Directors observed that flexible labor and product markets are critical in a country where there is no nominal exchange rate flexibility and, consequently, it is important for Estonia to maintain the high degree of market flexibility that has been achieved. They also noted the need to keep wage increases in line with productivity increases, if Estonia is to remain competitive. Directors were supportive of Estonia's recent steps to increase employment through active labor market policies. They also welcomed the planned reforms to increase competition in the electricity and telecommunications sectors.
Republic of Estonia: Selected Economic Indicators
Sources: Estonian authorities, and IMF staff estimates.

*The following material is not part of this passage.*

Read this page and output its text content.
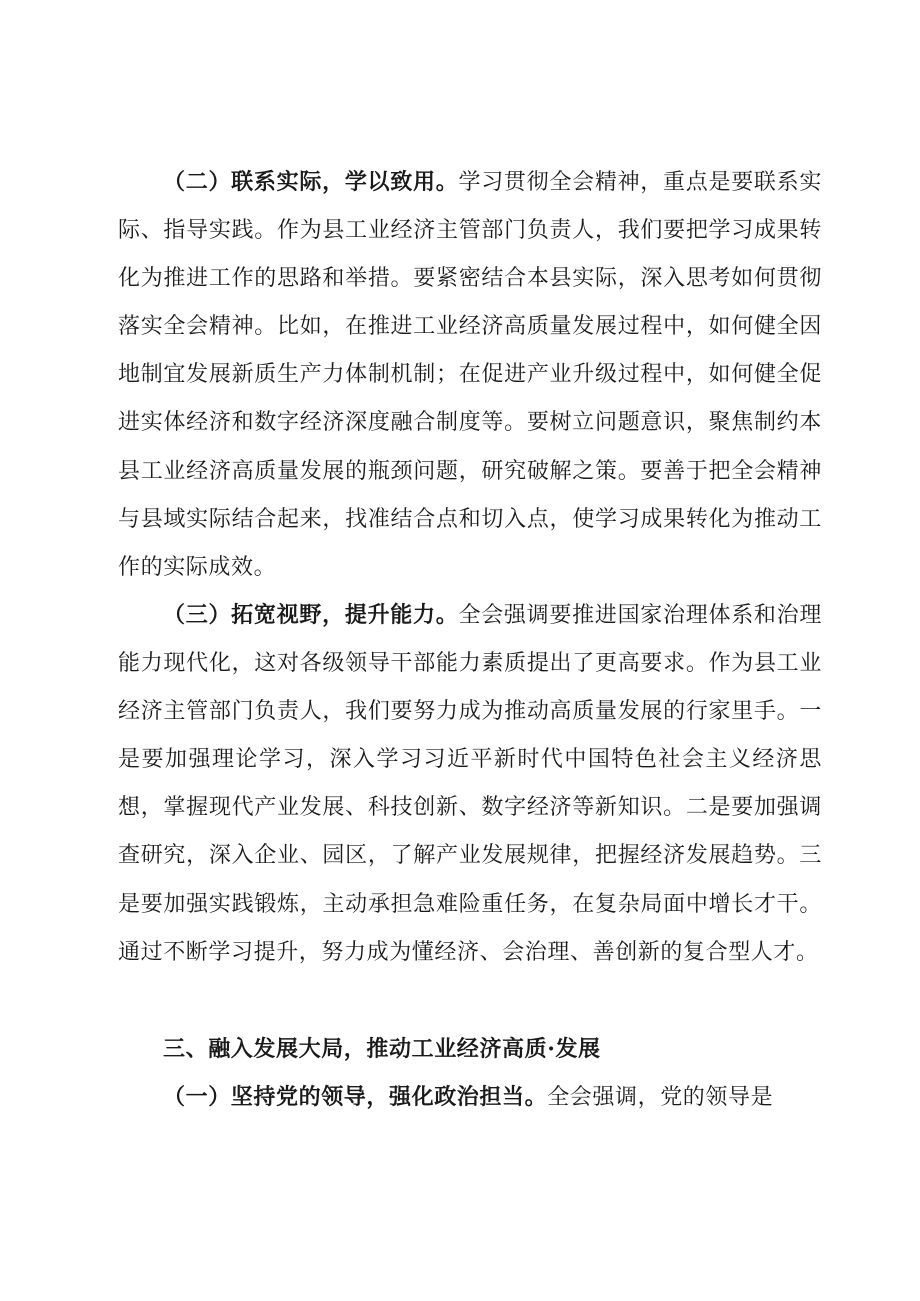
（二）联系实际，学以致用。学习贯彻全会精神，重点是要联系实际、指导实践。作为县工业经济主管部门负责人，我们要把学习成果转化为推进工作的思路和举措。要紧密结合本县实际，深入思考如何贯彻落实全会精神。比如，在推进工业经济高质量发展过程中，如何健全因地制宜发展新质生产力体制机制；在促进产业升级过程中，如何健全促进实体经济和数字经济深度融合制度等。要树立问题意识，聚焦制约本县工业经济高质量发展的瓶颈问题，研究破解之策。要善于把全会精神与县域实际结合起来，找准结合点和切入点，使学习成果转化为推动工作的实际成效。

（三）拓宽视野，提升能力。全会强调要推进国家治理体系和治理能力现代化，这对各级领导干部能力素质提出了更高要求。作为县工业经济主管部门负责人，我们要努力成为推动高质量发展的行家里手。一是要加强理论学习，深入学习习近平新时代中国特色社会主义经济思想，掌握现代产业发展、科技创新、数字经济等新知识。二是要加强调查研究，深入企业、园区，了解产业发展规律，把握经济发展趋势。三是要加强实践锻炼，主动承担急难险重任务，在复杂局面中增长才干。通过不断学习提升，努力成为懂经济、会治理、善创新的复合型人才。

三、融入发展大局，推动工业经济高质·发展

（一）坚持党的领导，强化政治担当。全会强调，党的领导是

1/From INS, export-share weighted CPI real exchange rate against 15 major trading partners.
1 Under Article IV of the IMF's Articles of Agreement, the IMF holds bilateral discussions with members, usually every year. A staff team visits the country, collects economic and financial information, and discusses with officials the country's economic developments and policies. On return to headquarters, the staff prepares a report, which forms the basis for discussion by the Executive Board. At the conclusion of the discussion, the Managing Director, as Chairman of the Board, summarizes the views of Executive Directors, and this summary is transmitted to the country's authorities. This PIN summarizes the views of the Executive Board as expressed during the Executive Board discussion based on the staff report.